Sorting and Searching Flashcards
Selection Sort: Operation
Find the smallest element in a and exchange it with a[0]. Repeat the process with the subarray a[1]…a[n-1]… then sort a[n-2] and a[n-1] at the end.
Selection Sort: Passes to sort the array
An array of n elements is sorted after n-1 passes.
Selection Sort: Elements sorted after k passes
After the kth pass, the first k elements are in their sorted positions.
Selection Sort: Worst Case
Selection Sort always requires the same number of comparisons/moves
Selection Sort: Best Case
Selection Sort always requires the same number of comparisons/moves
Insertion Sort: Operation
The array consists of sorted and unsorted portions. Insertion sort moves elements from the unsorted subarray to their correct positions in the sorted subarray, moving elements in the sorted subarray as necessary.
Insertion Sort: Passes to sort the array
An array of n elements is sorted after n-1 passes.
Insertion Sort: Elements sorted after k passes
The elements in a[0]..a[k] are sorted with respect to each other (though not necessarily in their final positions).

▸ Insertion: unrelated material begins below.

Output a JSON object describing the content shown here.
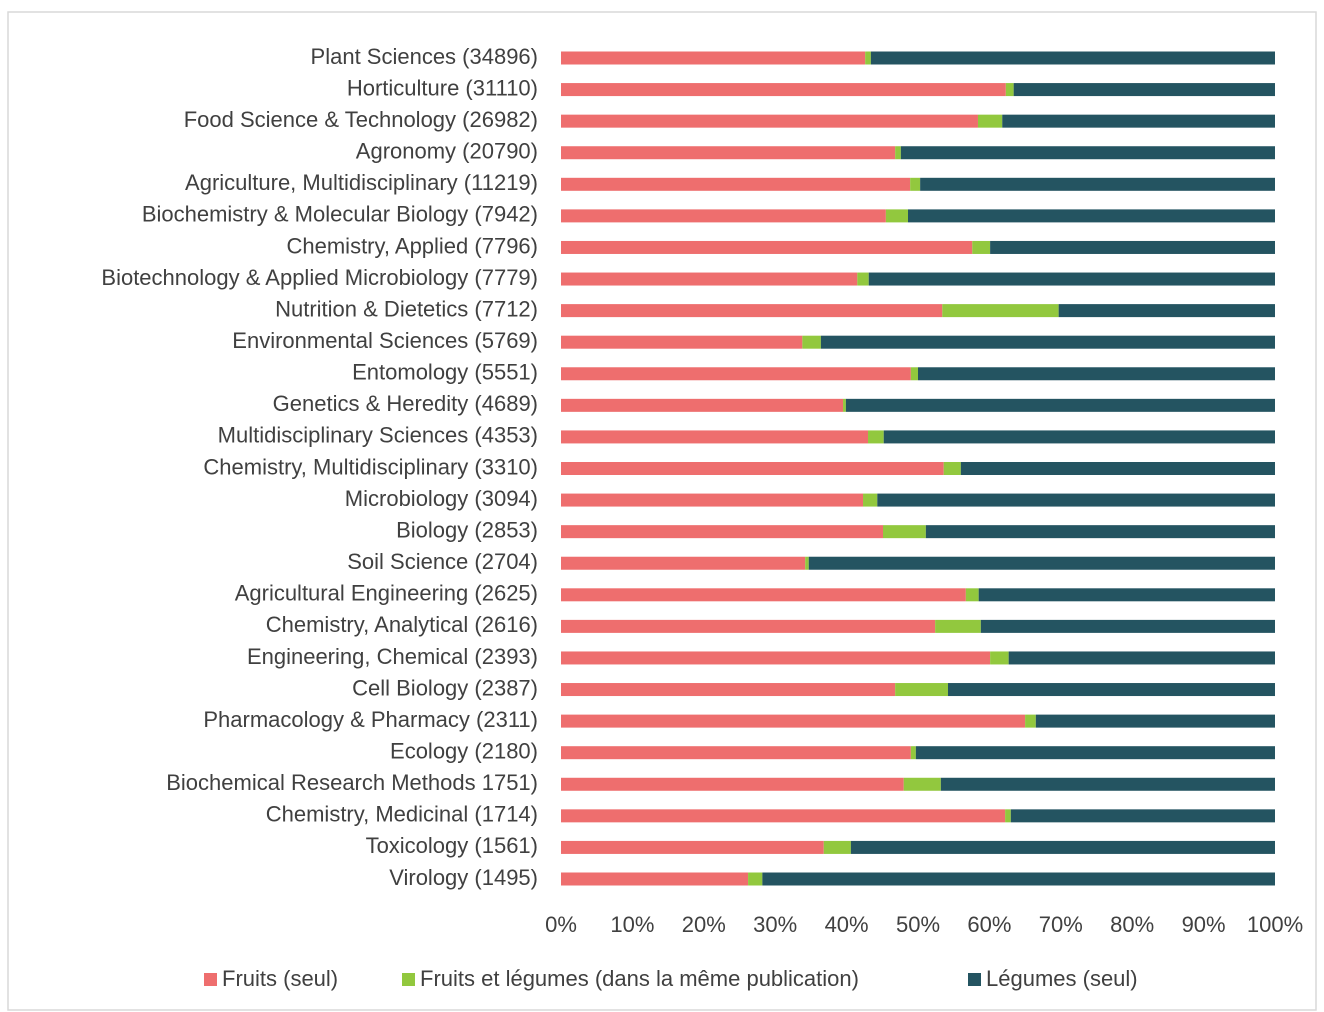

Insertion Sort: Worst Case
The array is sorted in reverse order (maximum possible number of comparisons and moves).
Insertion Sort: Best Case
The array is already sorted in increasing order (each pass involves one comparison that confirms that the sort order is correct).
Mergesort: Operation
Mergesort the left and right halves of an array, then merge the two sorted lists. In doing this, n subarrays of length 1 are created and then recursively merged to form the final sorted array.
Mergesort: Disadvantages
Mergesort requires a temporary array of length n to sort an array of length n, so it may not be space-efficient.
Mergesort: Worst Case
The performance of mergesort is not affected by the initial ordering of elements in the array.
Mergesort: Best Case
The performance of mergesort is not affected by the initial ordering of elements in the array.
Sequential Search: Operation
Start at the first element and compare the key to each element. If the list is known to be sorted, the search could be stopped early if the key is less than the current element.
Sequential Search: Best Case
The key is in the first slot.
Sequential Search: Worst Case
The key is in the last slot or not in the array.
Sequential Search: Average Case
There are n/2 comparisons.
Binary Search: Operation
Find the midpoint of the array at index k and compare it to the key. If the key is less than a[k], recursively search a[0]..a[k-1]. If it is greater than a[k], recursively search a[k+1]..a[n-1].
Binary Search: Preconditions
The array is sorted on the search key.
Binary Search: Best Case
The key is at the midpoint of the array (i.e. a[n/2]).
Binary Search: Worst Case
The key is not in the list or is at either end of a subarray (subarrays must continually be divided until a subarray of length 1 is found and tested).